Le vieil homme s’est définitivement tu. En fait, reclus dans l’opprobre et la parole cantonnée dans le mutisme il n’est jamais sorti des camps. Dans un cartable au cuir râpé il conservait un morceau de journal. « Poussière d’empire » : L’importance et l’inutilité d’un message, titrait l’article d’Etienne Chaumeton. Le réalisateur y parlait d’une « pierre d’attente »(1)… Un film de Lâm Lê, fort et lumineux. Dans ce précaire agencement du fatras de l’âme humaine ordonnancé par Lâm Lê, son dernier film « Cong Binh, la longue nuit indochinoise » était déjà en gestation. « Cong Binh » apporte la densité de la chair à « Poussière d’empire » par le témoignage des derniers survivants ayant traversé à marche forcée ces lieux d’être aux sentiments duels ; la ferveur et la foi exaltées, le cadre salvateur de la raison, le destin, le poids du passé, la désillusion, l’oscillation entre espérance et espoir, l’attente et la motion vers la profonde transformation qui ouvrira l’itération des mots d’amour. « Poussière d’empire » était une œuvre matricielle, « Cong Binh » est le coup de fouet de la réalité faisant effraction dans le songe… Une leçon de courage sans alternative.

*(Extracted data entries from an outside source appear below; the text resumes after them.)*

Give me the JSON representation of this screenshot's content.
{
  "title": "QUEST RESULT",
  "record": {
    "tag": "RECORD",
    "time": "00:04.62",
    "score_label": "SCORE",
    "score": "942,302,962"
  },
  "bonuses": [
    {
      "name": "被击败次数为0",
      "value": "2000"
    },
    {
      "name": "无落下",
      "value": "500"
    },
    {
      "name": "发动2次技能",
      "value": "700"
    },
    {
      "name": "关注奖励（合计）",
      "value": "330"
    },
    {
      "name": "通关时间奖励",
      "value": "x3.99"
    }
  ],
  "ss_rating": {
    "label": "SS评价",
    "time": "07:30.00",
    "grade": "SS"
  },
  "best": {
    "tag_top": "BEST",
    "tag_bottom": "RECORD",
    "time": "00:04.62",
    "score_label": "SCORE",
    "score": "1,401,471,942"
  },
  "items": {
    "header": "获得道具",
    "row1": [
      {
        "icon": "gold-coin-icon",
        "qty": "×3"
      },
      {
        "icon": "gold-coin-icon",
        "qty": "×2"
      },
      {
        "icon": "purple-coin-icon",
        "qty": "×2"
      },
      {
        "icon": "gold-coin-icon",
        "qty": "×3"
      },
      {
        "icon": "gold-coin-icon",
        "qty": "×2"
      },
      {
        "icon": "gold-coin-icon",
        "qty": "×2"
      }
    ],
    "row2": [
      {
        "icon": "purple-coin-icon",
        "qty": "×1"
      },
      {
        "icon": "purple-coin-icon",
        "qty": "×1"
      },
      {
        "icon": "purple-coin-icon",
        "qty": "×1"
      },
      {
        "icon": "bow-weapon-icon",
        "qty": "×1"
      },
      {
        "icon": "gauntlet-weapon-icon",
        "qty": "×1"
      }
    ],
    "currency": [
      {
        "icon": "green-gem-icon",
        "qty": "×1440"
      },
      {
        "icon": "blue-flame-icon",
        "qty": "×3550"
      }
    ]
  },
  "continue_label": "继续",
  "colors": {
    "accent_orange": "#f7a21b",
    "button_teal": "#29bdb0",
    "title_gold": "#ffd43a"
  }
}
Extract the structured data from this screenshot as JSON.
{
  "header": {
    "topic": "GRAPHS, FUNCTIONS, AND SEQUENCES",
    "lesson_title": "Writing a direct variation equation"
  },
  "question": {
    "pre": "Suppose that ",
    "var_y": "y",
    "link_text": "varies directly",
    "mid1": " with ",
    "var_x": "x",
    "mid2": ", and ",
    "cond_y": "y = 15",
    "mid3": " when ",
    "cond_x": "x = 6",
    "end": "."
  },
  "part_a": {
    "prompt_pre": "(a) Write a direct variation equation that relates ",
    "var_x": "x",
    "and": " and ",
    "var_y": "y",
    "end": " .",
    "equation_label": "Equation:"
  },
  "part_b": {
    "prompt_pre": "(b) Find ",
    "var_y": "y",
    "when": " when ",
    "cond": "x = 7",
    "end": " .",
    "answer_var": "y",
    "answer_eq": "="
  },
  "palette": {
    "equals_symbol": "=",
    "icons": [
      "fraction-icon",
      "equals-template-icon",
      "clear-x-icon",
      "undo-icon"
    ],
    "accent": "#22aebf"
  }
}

Lâm Lê donne et prend la parole. Ce film documentaire engagé approuve ces mots de Bertolt Brecht : « Lorsqu’un homme assiste sans broncher à une injustice, les étoiles déraillent ». Lâm Lê acte. Car les hommes font, ce faisant ils se font. Mais il est des situations où l’homme ne s’érige pas, l’histoire les engouffre et les démantèle. Et ceux-là n’ont d’autre avenir que celui d’être dans la lutte. Lutter contre le morcellement et la dispersion, combattre pour une intégrité, l’unité individuelle, familiale, nationale afin d’oublier les espaces de déchirure rythmant la ligne d’une vie tracée en pointillés, d’ici et de là-bas, de nulle part, sous silence, dans l’œil du silence. Lâm Lê les connaît bien ses cong binh, il est de leur famille, un exil en poche. Doucement il dénoue leur parole, avec rigueur pour l’Histoire en ordonne le flot, avec tendresse étanche leur soif et les lave : ni traîtres ni lâches. Son opus est d’eau et de feu, de patience et de combativité, de mort d’âmes tout autant que de passion et de renaissance. Un subtil équilibre dans lequel la brûlure de la douleur n’évapore pas l’authenticité des souvenirs ni l’eau trouble d’une mémoire qui s’efface n’éteint la flamme des convictions. Le réalisateur saisit ces hommes, en capture lueurs et émotions, les aime, les malmène, les éprouve avec justesse et respect. D’une image historique, d’une image exemplaire d’immigrés au devoir d’insertion et d’obéissance il extrait des parts d’une humanité rieuse et douloureuse, souvent frondeuse ; la réalité d’hommes profondément forts et fragiles en leur métissage culturel mal fagoté. Une mise en lumière.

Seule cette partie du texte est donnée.